0:51- what was that sound, while rotating the prop? Also just had a random question; how do you know if you have a bent or spalled cam? I’ve looked at the lobes on mine, and they looked fine. For some reason, when I rotate the crank, the cam gear makes that same sound that’s in this video. I am in the process of over hauling a Lycoming IO-360 A1A. I timed it to the #1 cylinder, and was rotating the crank, and the cam gear kind of makes a loud tick/click sound, close to like the one in this video. I have a video of it, on my channel if you want to check it out. Any ideas what it could be? Thanks.

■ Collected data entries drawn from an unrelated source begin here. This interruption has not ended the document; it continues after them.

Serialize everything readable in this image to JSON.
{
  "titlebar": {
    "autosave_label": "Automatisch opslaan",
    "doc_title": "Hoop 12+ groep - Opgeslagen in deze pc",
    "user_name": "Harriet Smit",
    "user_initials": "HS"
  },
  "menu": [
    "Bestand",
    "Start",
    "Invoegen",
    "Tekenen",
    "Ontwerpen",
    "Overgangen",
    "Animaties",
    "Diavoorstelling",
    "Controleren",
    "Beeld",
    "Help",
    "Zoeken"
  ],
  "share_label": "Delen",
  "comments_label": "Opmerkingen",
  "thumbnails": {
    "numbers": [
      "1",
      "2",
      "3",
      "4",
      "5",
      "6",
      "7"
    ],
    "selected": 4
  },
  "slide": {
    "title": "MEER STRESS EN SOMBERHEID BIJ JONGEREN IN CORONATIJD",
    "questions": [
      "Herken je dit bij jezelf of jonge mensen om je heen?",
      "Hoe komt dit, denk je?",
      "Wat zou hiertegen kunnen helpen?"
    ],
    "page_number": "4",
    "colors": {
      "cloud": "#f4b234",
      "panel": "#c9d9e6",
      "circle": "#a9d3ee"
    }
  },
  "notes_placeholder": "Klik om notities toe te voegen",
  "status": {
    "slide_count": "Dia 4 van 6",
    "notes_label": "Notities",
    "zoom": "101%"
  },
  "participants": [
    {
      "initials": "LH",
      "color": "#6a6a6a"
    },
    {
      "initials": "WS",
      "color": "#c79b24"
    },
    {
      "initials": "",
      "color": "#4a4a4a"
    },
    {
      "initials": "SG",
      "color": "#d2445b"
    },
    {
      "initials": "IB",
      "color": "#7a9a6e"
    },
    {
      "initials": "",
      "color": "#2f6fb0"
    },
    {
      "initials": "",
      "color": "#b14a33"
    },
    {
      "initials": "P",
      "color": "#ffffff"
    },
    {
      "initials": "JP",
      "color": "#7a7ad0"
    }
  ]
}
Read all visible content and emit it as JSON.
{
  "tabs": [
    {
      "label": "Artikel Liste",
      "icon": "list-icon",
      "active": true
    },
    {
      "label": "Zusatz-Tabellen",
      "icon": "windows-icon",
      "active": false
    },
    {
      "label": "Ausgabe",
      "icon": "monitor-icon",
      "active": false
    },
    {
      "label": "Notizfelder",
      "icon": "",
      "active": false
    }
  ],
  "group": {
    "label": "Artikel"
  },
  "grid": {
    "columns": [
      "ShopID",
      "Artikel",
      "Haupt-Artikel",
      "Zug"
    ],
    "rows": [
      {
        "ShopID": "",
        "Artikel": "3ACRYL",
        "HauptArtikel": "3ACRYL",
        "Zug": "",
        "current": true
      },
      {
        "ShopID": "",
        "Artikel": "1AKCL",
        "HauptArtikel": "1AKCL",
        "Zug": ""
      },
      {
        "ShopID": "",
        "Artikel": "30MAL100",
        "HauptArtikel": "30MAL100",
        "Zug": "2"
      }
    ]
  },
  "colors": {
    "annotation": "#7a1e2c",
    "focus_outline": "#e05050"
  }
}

Very basic answer: That is an impulse coupling, basically a spring loaded coupling between mag and engine. When it snaps it essentially is making the mag faster in order to produce enough current to produce a spark. Used for starting the engine. When running counterweights basically take the coupling out of the picture.
That would be early, but I think you have it backwards. Spark fires before TDC not after so if you’re firing at 24 degrees before TDC that would be 1 degree later then 25 degrees so it would be firing late.